Hathorne. Marshal, take Giles Corey into custody and chain him.
[Marshal and Constables advance. Tableau—Curtain falls.
Act IV.
The living-room in Giles Corey's house. Nancy Fox and the child Phœbe Morse sit beside the hearth; each has her apron over her face, weeping.
Phœbe (sobbing). I—want my Aunt—Corey and—my Uncle Corey. Why don't they come? Oh, deary me!
[Phœbe jumps up and runs to the window.
Nancy. See you anybody coming?
Phœbe. There is a dame in a black hood coming past the popple-trees. Oh, Nancy, come quick; see if it be Aunt Corey!

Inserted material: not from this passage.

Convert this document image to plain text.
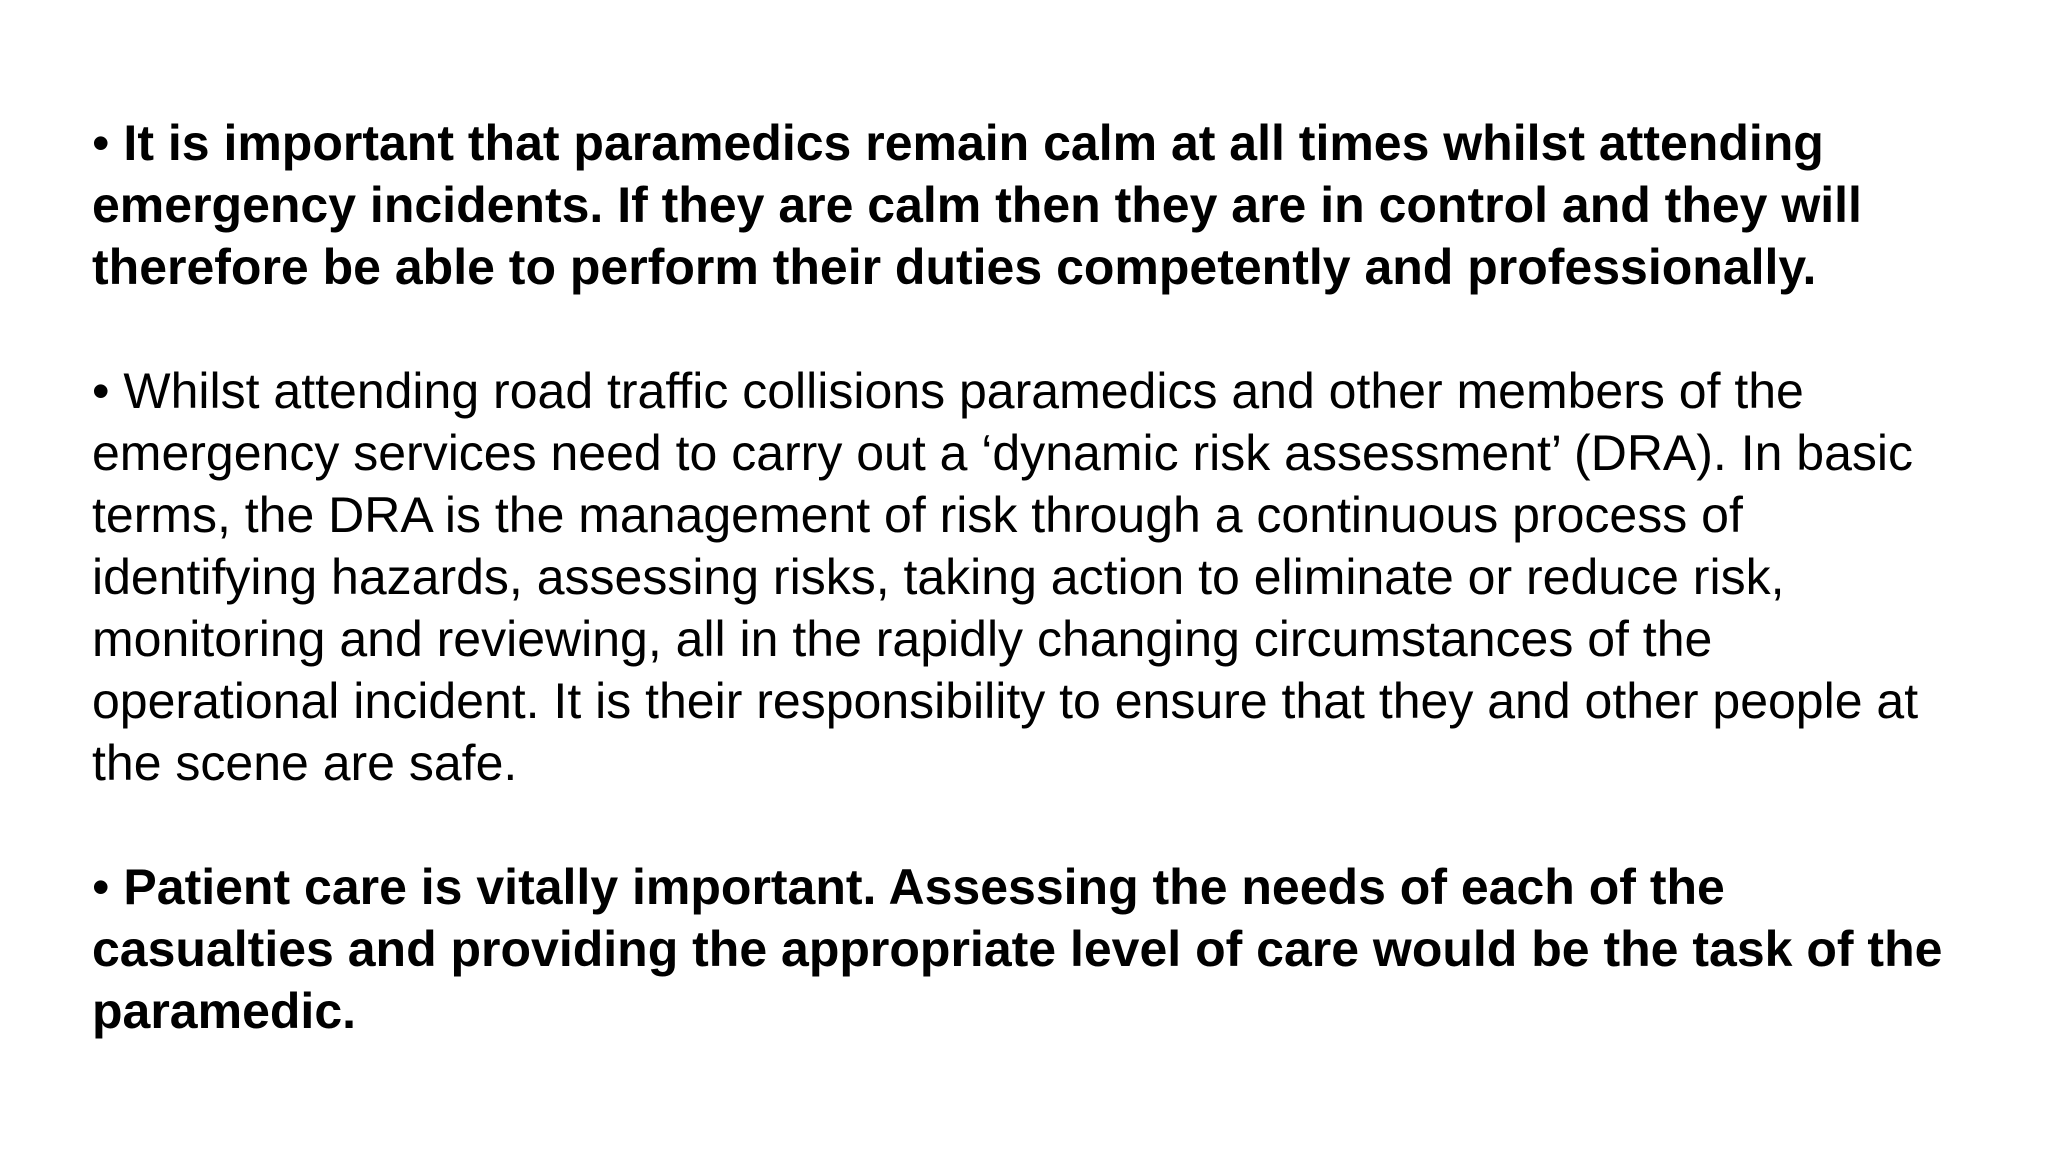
• It is important that paramedics remain calm at all times whilst attending emergency incidents. If they are calm then they are in control and they will therefore be able to perform their duties competently and professionally.

• Whilst attending road traffic collisions paramedics and other members of the emergency services need to carry out a ‘dynamic risk assessment’ (DRA). In basic terms, the DRA is the management of risk through a continuous process of identifying hazards, assessing risks, taking action to eliminate or reduce risk, monitoring and reviewing, all in the rapidly changing circumstances of the operational incident. It is their responsibility to ensure that they and other people at the scene are safe.

• Patient care is vitally important. Assessing the needs of each of the casualties and providing the appropriate level of care would be the task of the paramedic.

Nancy. Where be my spectacles—where be they? (Runs about the room searching.) Oh Lord, what's the use of living to be so old that you're scattered all over the house like a seed thistle! Having to hunt everywhere for your eyes and your wits whenever you want to use 'em, and having other folks a-meddling with 'em! Where be the spectacles? They be not in the cupboard; they be not on the dresser. Where be they? I trow this be witch-work. I know well enough what has become of my good horn spectacles. Goody Bishop hath witched them away, thinking they would suit well with her fine hood. I know well that I—
Phœbe (sobbing aloud). Oh, Nancy, it is not Aunt Corey. It is only Goodwife Nourse.